The paper entitled Immunotoxic effects of lead on birds was published in Science of the Total Environment. The harmful effect of spent lead shot on birds has been known for some time and has led to bans on its use over wetlands in Scotland and for duck and goose shooting in England. Several European countries have also introduced restrictions on its use.
Birds are known to accidentally swallow lead shot as part of their feeding behaviour, mistaking it for grit that they swallow to aid digestion.
Previous studies have found that lead poisoning can be a serious problem for wild birds, especially waterfowl. Additionally any scavengers that eat the bodies of poisoned birds are likely to be poisoned themselves.

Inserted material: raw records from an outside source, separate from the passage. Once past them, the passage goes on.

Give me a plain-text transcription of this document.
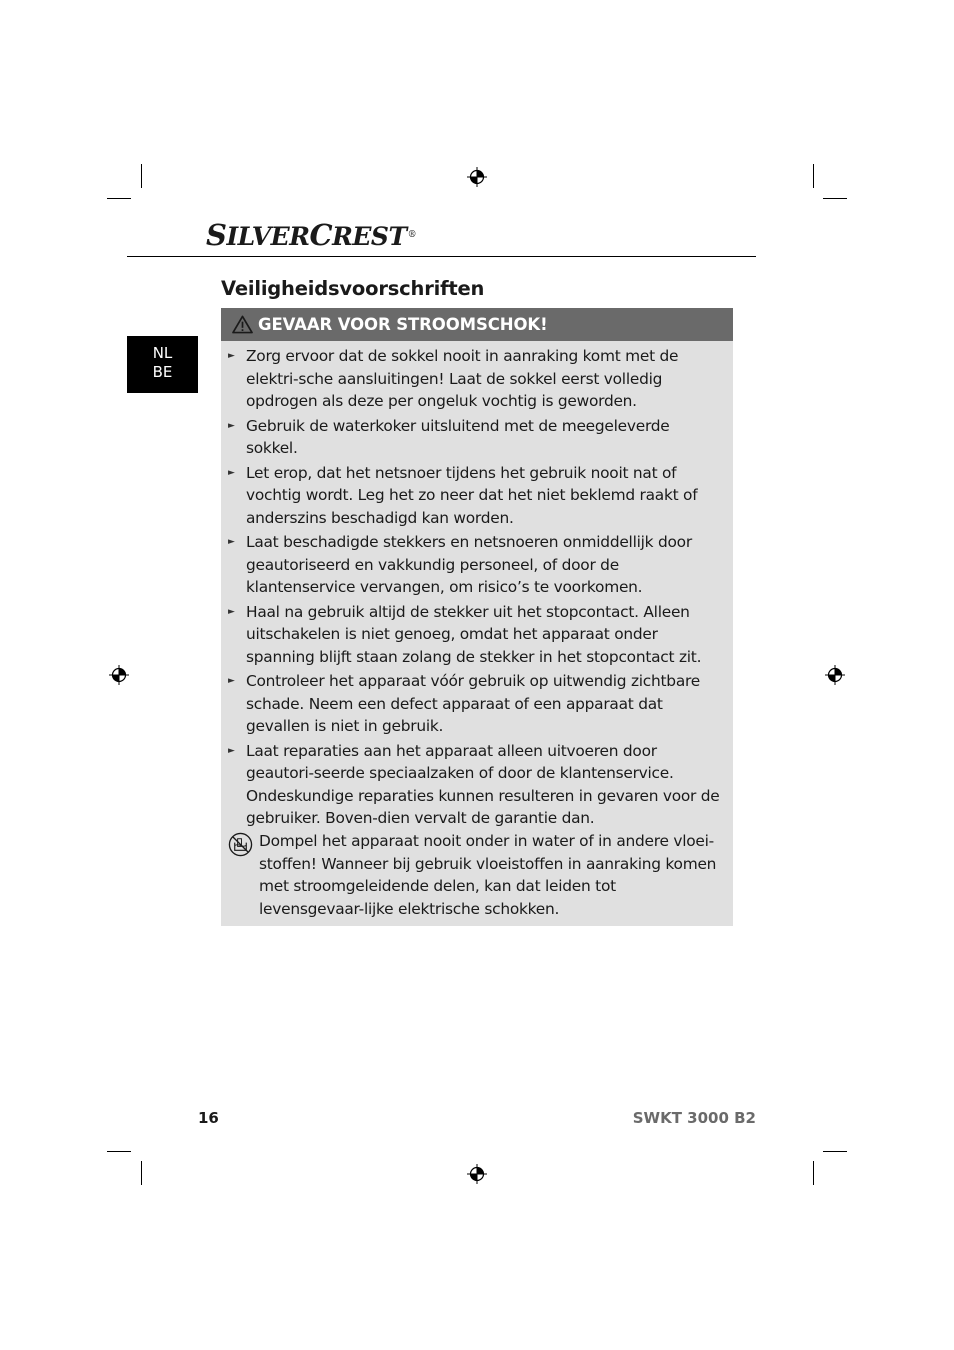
SILVERCREST®
Veiligheidsvoorschriften
NL
BE
GEVAAR VOOR STROOMSCHOK!
► Zorg ervoor dat de sokkel nooit in aanraking komt met de elektri-sche aansluitingen! Laat de sokkel eerst volledig opdrogen als deze per ongeluk vochtig is geworden.
► Gebruik de waterkoker uitsluitend met de meegeleverde sokkel.
► Let erop, dat het netsnoer tijdens het gebruik nooit nat of vochtig wordt. Leg het zo neer dat het niet beklemd raakt of anderszins beschadigd kan worden.
► Laat beschadigde stekkers en netsnoeren onmiddellijk door geautoriseerd en vakkundig personeel, of door de klantenservice vervangen, om risico’s te voorkomen.
► Haal na gebruik altijd de stekker uit het stopcontact. Alleen uitschakelen is niet genoeg, omdat het apparaat onder spanning blijft staan zolang de stekker in het stopcontact zit.
► Controleer het apparaat vóór gebruik op uitwendig zichtbare schade. Neem een defect apparaat of een apparaat dat gevallen is niet in gebruik.
► Laat reparaties aan het apparaat alleen uitvoeren door geautori-seerde speciaalzaken of door de klantenservice. Ondeskundige reparaties kunnen resulteren in gevaren voor de gebruiker. Boven-dien vervalt de garantie dan.

Dompel het apparaat nooit onder in water of in andere vloei-stoffen! Wanneer bij gebruik vloeistoffen in aanraking komen met stroomgeleidende delen, kan dat leiden tot levensgevaar-lijke elektrische schokken.

16	SWKT 3000 B2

Calls from shooting community
The new study is likely to boost calls by those in the shooting community calling for further restrictions on lead shot and greater use of steel and bismuth.
Lead poisons wild birds
Lead, like other heavy metals, is very difficult for the body to get rid of and tends to accumulate in the liver and kidneys. Previous scientific studies have suggested that lead poisoning may result in the deaths of three million birds a year in the US.
The new study pulls together evidence from several others that have looked at the effect of lead on the immune systems of birds. The researchers found that even low levels of lead in the blood of birds can significantly interfere with the balance of different elements in their immune systems. An alteration of this balance makes the birds more vulnerable to disease.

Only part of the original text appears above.